La peur des représailles au coeur du manque de signalements
De plus, les étudiants ne signalent pas leur agression par peur des retombées qu’un signalement d’une agression sexuelle pourrait avoir sur leur vie personnelle ou professionnelle et 30 % d’entre eux pensent que ça ne sert à rien de signaler.
Un plan d’action amorcé par le gouvernement
Frédérique Vidal, la ministre de l’enseignement supérieur de la recherche et de l’innovation a déclaré : “Avec Olivier Véran (ministre des solidarités et de la santé), nous allons adresser une lettre à tous les doyens, enseignants, maître de stage, directeur d’établissement de santé et médico-sociaux pour rappeler l’indispensable bienveillance vis-à-vis des étudiants en santé et la tolérance zéro vis-à-vis de ces violences inadmissibles.”
Les propositions du plan d’action, comme par exemple la rédaction d’une charte de bonnes pratiques opposable à tous les maîtres de stage, au positionnement de centre de recueil de témoignages, à la possibilité de réaffecter les étudiants dans d’autres terrains de stage lorsqu’une situation à risque est mise à jour.

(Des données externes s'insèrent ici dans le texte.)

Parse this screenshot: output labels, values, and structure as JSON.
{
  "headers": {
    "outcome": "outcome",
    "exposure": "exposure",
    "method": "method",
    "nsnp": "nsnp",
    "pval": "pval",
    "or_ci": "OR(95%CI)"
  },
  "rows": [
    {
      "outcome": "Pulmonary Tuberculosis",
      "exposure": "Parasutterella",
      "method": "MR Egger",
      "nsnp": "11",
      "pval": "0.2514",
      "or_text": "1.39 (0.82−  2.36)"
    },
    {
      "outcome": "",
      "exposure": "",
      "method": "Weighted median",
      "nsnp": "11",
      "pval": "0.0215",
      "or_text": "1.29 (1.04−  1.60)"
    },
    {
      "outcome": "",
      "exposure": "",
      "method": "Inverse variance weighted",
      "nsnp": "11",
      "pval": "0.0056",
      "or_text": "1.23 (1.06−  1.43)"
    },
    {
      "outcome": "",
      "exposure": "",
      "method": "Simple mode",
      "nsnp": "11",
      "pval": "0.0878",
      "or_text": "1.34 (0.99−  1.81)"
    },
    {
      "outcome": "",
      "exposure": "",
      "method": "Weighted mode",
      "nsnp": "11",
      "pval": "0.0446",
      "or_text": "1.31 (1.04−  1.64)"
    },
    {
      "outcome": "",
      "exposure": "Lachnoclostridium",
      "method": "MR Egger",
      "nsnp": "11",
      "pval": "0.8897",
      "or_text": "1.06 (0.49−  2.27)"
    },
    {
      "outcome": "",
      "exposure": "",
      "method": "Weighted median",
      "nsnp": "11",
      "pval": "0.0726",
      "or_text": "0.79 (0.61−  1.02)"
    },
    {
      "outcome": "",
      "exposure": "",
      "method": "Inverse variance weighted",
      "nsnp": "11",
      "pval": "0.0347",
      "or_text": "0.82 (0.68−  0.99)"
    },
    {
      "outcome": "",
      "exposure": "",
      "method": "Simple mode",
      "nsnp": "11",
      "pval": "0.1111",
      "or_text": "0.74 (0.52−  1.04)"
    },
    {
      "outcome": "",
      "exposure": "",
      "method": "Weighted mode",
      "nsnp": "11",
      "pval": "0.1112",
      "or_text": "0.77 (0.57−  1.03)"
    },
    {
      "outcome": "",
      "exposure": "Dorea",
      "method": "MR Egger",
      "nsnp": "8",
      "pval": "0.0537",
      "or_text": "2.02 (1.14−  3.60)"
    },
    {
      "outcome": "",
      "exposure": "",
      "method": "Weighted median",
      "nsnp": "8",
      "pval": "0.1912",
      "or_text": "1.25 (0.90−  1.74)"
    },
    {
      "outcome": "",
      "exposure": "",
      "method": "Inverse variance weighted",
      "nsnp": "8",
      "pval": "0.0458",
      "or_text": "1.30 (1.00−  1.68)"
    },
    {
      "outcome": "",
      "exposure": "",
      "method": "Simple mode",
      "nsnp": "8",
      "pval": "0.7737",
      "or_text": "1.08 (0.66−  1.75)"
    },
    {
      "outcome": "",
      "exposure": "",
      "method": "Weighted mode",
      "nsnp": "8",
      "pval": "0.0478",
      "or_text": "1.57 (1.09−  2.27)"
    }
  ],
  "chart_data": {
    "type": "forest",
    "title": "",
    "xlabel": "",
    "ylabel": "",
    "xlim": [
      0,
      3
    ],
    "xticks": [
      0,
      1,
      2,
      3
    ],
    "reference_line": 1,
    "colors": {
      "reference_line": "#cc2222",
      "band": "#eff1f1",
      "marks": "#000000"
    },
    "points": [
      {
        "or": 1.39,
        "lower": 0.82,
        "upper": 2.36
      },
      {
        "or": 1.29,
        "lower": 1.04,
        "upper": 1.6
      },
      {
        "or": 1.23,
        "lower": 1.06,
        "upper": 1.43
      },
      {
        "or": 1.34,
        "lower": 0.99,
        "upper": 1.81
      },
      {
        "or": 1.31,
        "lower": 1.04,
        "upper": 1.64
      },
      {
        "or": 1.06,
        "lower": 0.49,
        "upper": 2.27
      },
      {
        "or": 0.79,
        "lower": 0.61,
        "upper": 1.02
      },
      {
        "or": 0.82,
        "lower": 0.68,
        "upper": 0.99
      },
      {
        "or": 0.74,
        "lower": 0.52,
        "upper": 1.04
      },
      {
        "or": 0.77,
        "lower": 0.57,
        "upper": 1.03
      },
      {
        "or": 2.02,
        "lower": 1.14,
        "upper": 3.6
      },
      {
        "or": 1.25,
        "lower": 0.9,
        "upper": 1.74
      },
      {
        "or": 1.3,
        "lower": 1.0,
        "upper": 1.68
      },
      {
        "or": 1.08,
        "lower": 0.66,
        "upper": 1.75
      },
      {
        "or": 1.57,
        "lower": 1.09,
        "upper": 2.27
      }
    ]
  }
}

Le président de Isnar MG a présenté des propositions, parmi lesquelles celle de créer une structure indépendante avec un appui juridique permettant un signalement anonyme du harcèlement. En cas de réaffectation des internes, il faut que le stage de l’interne reste valide pour ne pas que celui-ci perde six mois.
Les violences sexistes et sexuelles semblent avoir l’ambition d’être dénoncées avec une levée de l’omerta. La mise en place de procédures disciplinaires et judiciaires efficaces, indépendantes et immédiates avec une requalification de délit pourrait être en discussion.